Navigating change is difficult. Rachel Green & the re•solutions team can help increase clarity & improve communication for couples in conflict.

Seeing Both Sides – A Challenge

Had an irate e-mail from a former client, who is now in litigation with her husband and was feeling (retroactively) that I was not neutral, but was instead biased in favor of her husband.

They were in litigation before they came to seem me – and came in for 6 hours of mediation, to try to settle their differences – but ended up back in litigation.

People often do feel that I’m ‘on their side.’ But what they don’t always see is that I’m also on the other person’s side.

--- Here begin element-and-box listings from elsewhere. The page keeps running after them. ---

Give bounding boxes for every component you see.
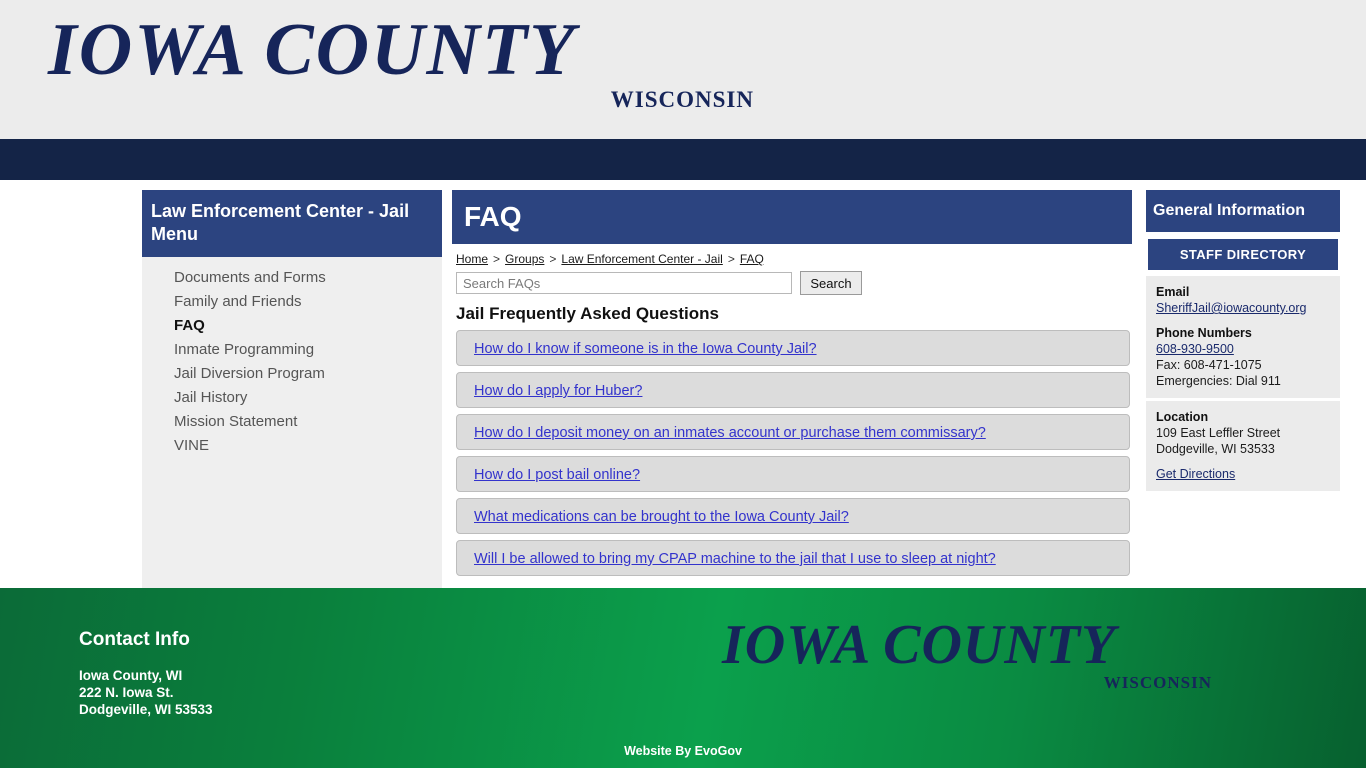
location-line-2: Dodgeville, WI 53533 bbox=[1156, 442, 1275, 456]
phone-link[interactable]: 608-930-9500 bbox=[1156, 342, 1234, 356]
faq-list-item[interactable]: How do I know if someone is in the Iowa … bbox=[456, 330, 1130, 366]
footer-logo[interactable]: IOWA COUNTY WISCONSIN bbox=[722, 614, 1212, 692]
content-area: Law Enforcement Center - Jail Menu Docum… bbox=[0, 190, 1366, 588]
emergency-value: Emergencies: Dial 911 bbox=[1156, 374, 1281, 388]
email-value: SheriffJail@iowacounty.org bbox=[1156, 300, 1340, 316]
faq-list-item[interactable]: What medications can be brought to the I… bbox=[456, 498, 1130, 534]
sidebar-menu: Documents and Forms Family and Friends F… bbox=[142, 257, 442, 458]
location-line-1: 109 East Leffler Street bbox=[1156, 426, 1281, 440]
site-logo-title: IOWA COUNTY bbox=[48, 9, 577, 91]
page-root: IOWA COUNTY WISCONSIN Law Enforcement Ce… bbox=[0, 0, 1366, 768]
faq-link[interactable]: Will I be allowed to bring my CPAP machi… bbox=[474, 551, 996, 567]
breadcrumb: Home > Groups > Law Enforcement Center - Jai… bbox=[452, 244, 1132, 268]
left-sidebar: Law Enforcement Center - Jail Menu Docum… bbox=[142, 190, 442, 588]
faq-link[interactable]: How do I deposit money on an inmates acc… bbox=[474, 425, 986, 441]
breadcrumb-item-groups[interactable]: Groups bbox=[505, 252, 544, 266]
faq-list-item[interactable]: How do I apply for Huber? bbox=[456, 372, 1130, 408]
email-link[interactable]: SheriffJail@iowacounty.org bbox=[1156, 301, 1307, 315]
sidebar-title: Law Enforcement Center - Jail Menu bbox=[142, 190, 442, 257]
faq-list: How do I know if someone is in the Iowa … bbox=[452, 330, 1132, 576]
get-directions-link[interactable]: Get Directions bbox=[1156, 467, 1235, 481]
contact-info-block: Email SheriffJail@iowacounty.org Phone N… bbox=[1146, 276, 1340, 398]
faq-link[interactable]: How do I apply for Huber? bbox=[474, 383, 642, 399]
footer-logo-subtitle: WISCONSIN bbox=[1103, 673, 1212, 692]
site-footer: Contact Info Iowa County, WI 222 N. Iowa… bbox=[0, 588, 1366, 768]
breadcrumb-separator: > bbox=[727, 252, 735, 266]
faq-list-item[interactable]: Will I be allowed to bring my CPAP machi… bbox=[456, 540, 1130, 576]
footer-contact-title: Contact Info bbox=[79, 629, 190, 650]
fax-value: Fax: 608-471-1075 bbox=[1156, 358, 1262, 372]
section-title: Jail Frequently Asked Questions bbox=[456, 304, 719, 323]
staff-directory-wrap: STAFF DIRECTORY bbox=[1146, 232, 1340, 276]
sidebar-item-family-and-friends[interactable]: Family and Friends bbox=[142, 290, 442, 314]
general-information-title: General Information bbox=[1146, 190, 1340, 232]
faq-link[interactable]: How do I know if someone is in the Iowa … bbox=[474, 341, 817, 357]
breadcrumb-item-law-enforcement-center-jail[interactable]: Law Enforcement Center - Jail bbox=[561, 252, 722, 266]
sidebar-item-jail-diversion-program[interactable]: Jail Diversion Program bbox=[142, 362, 442, 386]
main-navigation-bar[interactable] bbox=[0, 139, 1366, 180]
footer-contact-line-2: 222 N. Iowa St. bbox=[79, 685, 174, 700]
search-button[interactable]: Search bbox=[800, 271, 862, 295]
sidebar-item-vine[interactable]: VINE bbox=[142, 434, 442, 458]
faq-link[interactable]: How do I post bail online? bbox=[474, 467, 640, 483]
sidebar-item-inmate-programming[interactable]: Inmate Programming bbox=[142, 338, 442, 362]
faq-list-item[interactable]: How do I deposit money on an inmates acc… bbox=[456, 414, 1130, 450]
get-directions: Get Directions bbox=[1156, 466, 1340, 482]
sidebar-item-mission-statement[interactable]: Mission Statement bbox=[142, 410, 442, 434]
phone-label: Phone Numbers bbox=[1156, 326, 1252, 340]
breadcrumb-item-faq[interactable]: FAQ bbox=[740, 252, 764, 266]
sidebar-item-jail-history[interactable]: Jail History bbox=[142, 386, 442, 410]
site-header: IOWA COUNTY WISCONSIN bbox=[0, 0, 1366, 139]
location-block: Location 109 East Leffler Street Dodgevi… bbox=[1146, 401, 1340, 491]
footer-logo-title: IOWA COUNTY bbox=[722, 614, 1117, 676]
breadcrumb-separator: > bbox=[493, 252, 501, 266]
footer-contact-line-3: Dodgeville, WI 53533 bbox=[79, 702, 213, 717]
footer-contact-info: Contact Info Iowa County, WI 222 N. Iowa… bbox=[79, 629, 213, 718]
breadcrumb-item-home[interactable]: Home bbox=[456, 252, 488, 266]
breadcrumb-separator: > bbox=[549, 252, 557, 266]
sidebar-item-faq[interactable]: FAQ bbox=[142, 314, 442, 338]
faq-list-item[interactable]: How do I post bail online? bbox=[456, 456, 1130, 492]
site-logo[interactable]: IOWA COUNTY WISCONSIN bbox=[48, 8, 768, 112]
search-row: Search bbox=[452, 268, 1132, 295]
footer-contact-line-1: Iowa County, WI bbox=[79, 668, 183, 683]
page-title: FAQ bbox=[452, 190, 1132, 244]
footer-credit[interactable]: Website By EvoGov bbox=[0, 744, 1366, 758]
faq-link[interactable]: What medications can be brought to the I… bbox=[474, 509, 849, 525]
email-label: Email bbox=[1156, 285, 1190, 299]
right-sidebar: General Information STAFF DIRECTORY Emai… bbox=[1146, 190, 1340, 491]
search-input[interactable] bbox=[456, 272, 792, 294]
main-content: FAQ Home > Groups > Law Enforcement Center -… bbox=[452, 190, 1132, 588]
location-label: Location bbox=[1156, 410, 1209, 424]
staff-directory-button[interactable]: STAFF DIRECTORY bbox=[1148, 239, 1338, 270]
phone-value: 608-930-9500 bbox=[1156, 341, 1340, 357]
sidebar-item-documents-and-forms[interactable]: Documents and Forms bbox=[142, 266, 442, 290]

In this case, the father really wanted more time with the child, and I was certainly sympathetic to that. The latest research shows, very clearly, that children who have good relationships with their fathers do fantastically better, in school and in life, than do children who have been cut out of their father’s lives (or abandoned by fathers).

In fact – even for children whose fathers just walked them to school on Mondays after week-ends – or fathers who attended parent-teacher conferences but otherwise never set foot in the school – get a much clearer message that their parents both feel that school is important. A little bit of dad goes a long way.

But – on the other hand – this guy was a kind of a loose cannon. He’d had his driver’s license suspended for speeding, and had in addition had several accidents, and he did not want to agree not to have the child in the car while he drove. He wasn’t even supposed to drive at all – no license! I tried to make him see that that wouldn’t go over too well with a judge, and he really didn’t get it.

(Was this narcissism – nothing I do can be wrong? Or stupidity. I don’t know – but came to the same thing – that dad might not have been a safe person for that kid to be with.)

Anyway – I reminded the wife of these things, and assured her that I had seen them – and she felt reassured that I was also “on her side.”